Let us assume that $X \geq 0$ is a nonnegative integer valued random variable with the below mass function.
$\mathbb {P} (X = k) = \frac {2^k \, {C \choose k} \, {C - k \choose \frac {M - k} {2}}} {{2C \choose M}} \quad \left\{ \begin {array} {ll} \textrm {$k$ is odd} & \textrm {if $M$ is odd} \\ \textrm {$k$ is even} & \textrm {if $M$ is even} \end {array} \right.$
$C$ is a known constant, and $M \in [1, \, C]$ is also a known constant. The expectation of $X$ is known: $\mathbb {E} X = \frac {M (2C - M)} {C (2C - 1)}$.
I would like to calculate the $\mathbb {E} \left( \frac {1} {X} \right| \left. X \neq 0 \right)$ conditional expectation.

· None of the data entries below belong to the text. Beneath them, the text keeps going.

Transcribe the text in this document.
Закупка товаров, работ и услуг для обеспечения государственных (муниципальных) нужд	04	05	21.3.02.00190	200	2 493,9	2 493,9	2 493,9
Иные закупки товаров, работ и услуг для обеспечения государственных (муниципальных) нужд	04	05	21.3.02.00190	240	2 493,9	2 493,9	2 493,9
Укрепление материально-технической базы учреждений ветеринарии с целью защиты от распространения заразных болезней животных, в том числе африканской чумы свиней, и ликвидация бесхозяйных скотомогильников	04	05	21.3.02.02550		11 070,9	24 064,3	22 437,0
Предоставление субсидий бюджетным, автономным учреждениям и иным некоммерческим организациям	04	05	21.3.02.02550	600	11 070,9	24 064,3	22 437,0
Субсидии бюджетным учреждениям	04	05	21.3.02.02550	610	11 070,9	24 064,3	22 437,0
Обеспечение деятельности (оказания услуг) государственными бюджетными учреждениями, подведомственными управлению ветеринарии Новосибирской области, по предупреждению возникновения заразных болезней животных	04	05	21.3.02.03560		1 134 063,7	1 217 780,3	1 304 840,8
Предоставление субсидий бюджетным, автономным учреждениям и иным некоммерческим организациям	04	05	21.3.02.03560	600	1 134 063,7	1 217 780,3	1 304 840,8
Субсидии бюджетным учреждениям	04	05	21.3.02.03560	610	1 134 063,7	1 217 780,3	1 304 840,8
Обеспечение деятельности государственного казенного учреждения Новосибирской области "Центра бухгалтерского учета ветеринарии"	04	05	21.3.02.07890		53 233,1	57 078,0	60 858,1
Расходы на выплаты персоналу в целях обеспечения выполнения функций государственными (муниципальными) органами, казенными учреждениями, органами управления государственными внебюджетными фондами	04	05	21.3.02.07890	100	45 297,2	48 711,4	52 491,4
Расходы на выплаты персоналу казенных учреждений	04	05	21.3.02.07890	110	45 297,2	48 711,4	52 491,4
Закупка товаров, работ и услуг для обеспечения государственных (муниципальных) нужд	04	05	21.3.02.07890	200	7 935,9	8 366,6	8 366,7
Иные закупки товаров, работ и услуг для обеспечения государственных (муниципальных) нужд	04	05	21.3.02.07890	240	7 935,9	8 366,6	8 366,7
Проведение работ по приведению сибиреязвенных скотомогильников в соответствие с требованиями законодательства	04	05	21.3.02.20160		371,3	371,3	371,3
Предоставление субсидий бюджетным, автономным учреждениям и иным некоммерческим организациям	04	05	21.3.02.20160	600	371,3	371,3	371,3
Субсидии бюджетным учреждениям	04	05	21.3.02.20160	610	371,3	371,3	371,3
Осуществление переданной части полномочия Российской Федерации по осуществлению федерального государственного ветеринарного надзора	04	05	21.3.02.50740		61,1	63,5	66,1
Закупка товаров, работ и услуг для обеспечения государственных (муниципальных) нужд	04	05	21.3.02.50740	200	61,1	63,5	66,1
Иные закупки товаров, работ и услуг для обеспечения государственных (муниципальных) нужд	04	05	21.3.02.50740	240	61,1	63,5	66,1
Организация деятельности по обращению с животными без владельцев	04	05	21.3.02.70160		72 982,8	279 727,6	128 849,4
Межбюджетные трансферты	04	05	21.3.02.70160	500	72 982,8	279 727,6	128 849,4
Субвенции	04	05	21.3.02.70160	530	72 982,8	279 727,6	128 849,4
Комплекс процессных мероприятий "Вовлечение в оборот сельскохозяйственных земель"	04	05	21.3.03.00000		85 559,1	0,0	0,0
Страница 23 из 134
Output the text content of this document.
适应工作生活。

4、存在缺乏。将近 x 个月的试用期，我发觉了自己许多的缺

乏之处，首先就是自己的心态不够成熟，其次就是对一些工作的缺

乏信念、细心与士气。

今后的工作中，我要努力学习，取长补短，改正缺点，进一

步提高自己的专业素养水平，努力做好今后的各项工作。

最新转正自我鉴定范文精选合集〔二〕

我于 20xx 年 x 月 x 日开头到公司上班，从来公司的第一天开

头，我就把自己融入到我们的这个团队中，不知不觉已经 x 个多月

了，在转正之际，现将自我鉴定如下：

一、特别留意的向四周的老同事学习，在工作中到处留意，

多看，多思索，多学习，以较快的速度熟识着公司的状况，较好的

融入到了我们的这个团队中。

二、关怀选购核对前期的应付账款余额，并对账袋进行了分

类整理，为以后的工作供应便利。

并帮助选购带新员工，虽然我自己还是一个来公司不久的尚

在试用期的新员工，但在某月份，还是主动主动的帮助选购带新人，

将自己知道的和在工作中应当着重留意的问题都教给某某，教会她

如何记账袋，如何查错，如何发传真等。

$\mathbb {E} \left( \frac {1} {X} | X \neq 0 \right) = \frac {1} {\left( 1 - \mathbb {P} (X = 0) \right) \, {2C \choose M}} \, \sum_{k = 1}^{C} \frac {2^k} {k} \, {C \choose k} \, {C - k \choose \frac {M - k} {2}} \quad \left\{ \begin {array} {ll} \textrm {$k$ is odd} & \textrm {if $M$ is odd} \\ \textrm {$k$ is even} & \textrm {if $M$ is even} \end {array} \right.$
I would like to ask for your kind help for this summation. Approximations are also helpful and sufficient.